Team Fit & Opportunity
Las Vegas brings him in behind Thornton, Tucker, Nailor, and rookie Jack Bech, with Brock Bowers and Mayer commanding the intermediate middle where Roberts profiles best. The 110 vacated targets aren't his — they're earmarked for Bech and Thornton's expanded role with Cousins under center. Realistic year-1 outcome is practice squad with sporadic gameday actives if injuries strike. No meaningful role projects without two bodies ahead of him moving.
Talent Profile
The 6.1 RAS tells the story: 4.64 forty at 6'2"/200 with a 37" vert is functional but uninspiring for an outside X. He grades in the 22nd percentile for production and 13th for YPRR over expected — meaning even at BYU's modest target competition, he didn't separate or finish at a rate that translates. The one bright spot is 94th-percentile route versatility, suggesting a polished tree and willingness to align across formations. That's a backup-WR trait, not a starter trait, especially without the burst (43rd explosiveness) to win vertically.
Strengths
- Route tree breadth: 94th-percentile versatility score indicates four-year starter polish and the ability to align inside or outside on day one.
- Functional size: 6'2"/200 with a 37" vert gives him a contested-catch baseline that special teams coaches and backup-WR rooms value.
- Age-appropriate experience: Four-year BYU starter at 22 — he's NFL-ready as a depth body even if the ceiling is capped.
Concerns
- Athletic profile is replacement-level: 6.1 RAS and 4.64 speed mean he can't win vertically against NFL corners, removing his best size-leverage path.
- Production never popped: 22nd-percentile production at BYU with 13th-percentile YPRROE — he wasn't efficient even against Big 12 secondaries.

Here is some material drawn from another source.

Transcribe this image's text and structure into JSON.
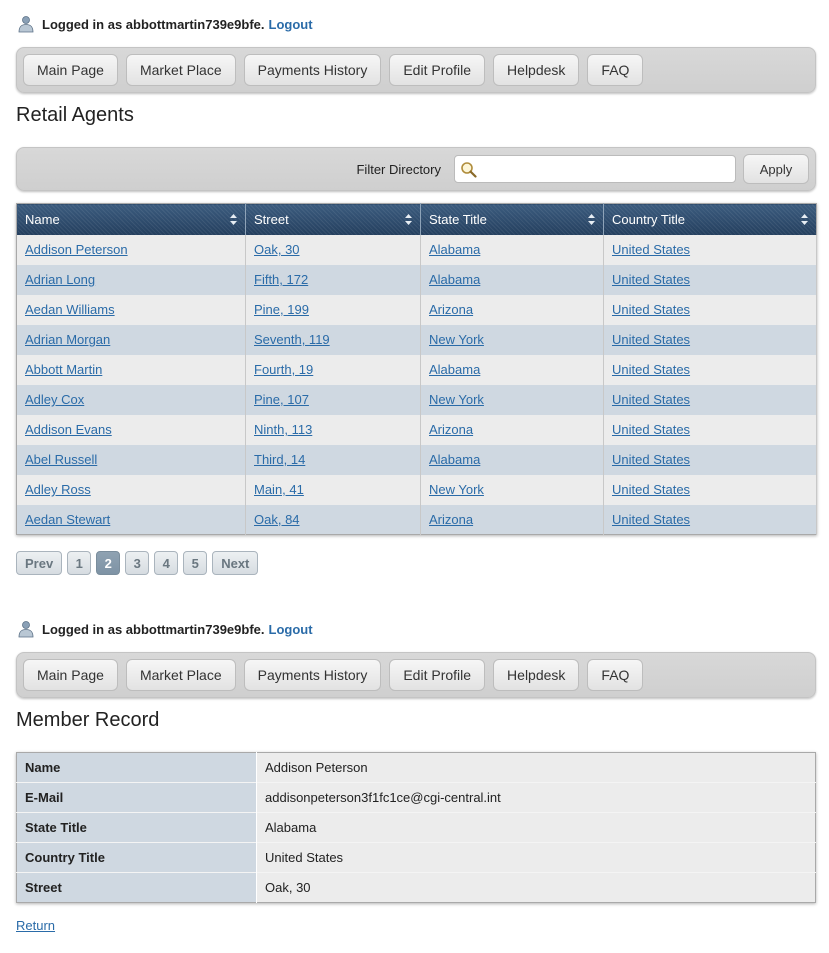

- Roster math is brutal: Four WRs ahead plus Bowers/Mayer dominating targets — UDFA path to snaps requires multiple injuries.
Historical Comp Read
Elijah Cooks and Travin Dural never carved out NFL roles; Trevon Brown bounced around as a depth body; Jaelon Darden washed out despite higher draft capital. Tre Tucker is the lone comp who stuck — and he needed third-round capital and a wide-open Raiders depth chart in 2023 to do it. The comp set is essentially "WRs who didn't make it," and Roberts has worse capital than the one who did. Signal is loud and negative.
Outlook
Year-1 expectation is practice squad, with maybe 1-2 gameday actives if Nailor or Bech misses time. Three-year arc most likely ends with him out of the league or as a camp body cycling through rosters. The catalyst would be a Tre Tucker-style special teams entry that earns him 200 offensive snaps by year 2 — possible but unlikely without the speed. The trigger that collapses the floor is already here: no draft capital, no athletic profile, no production signal.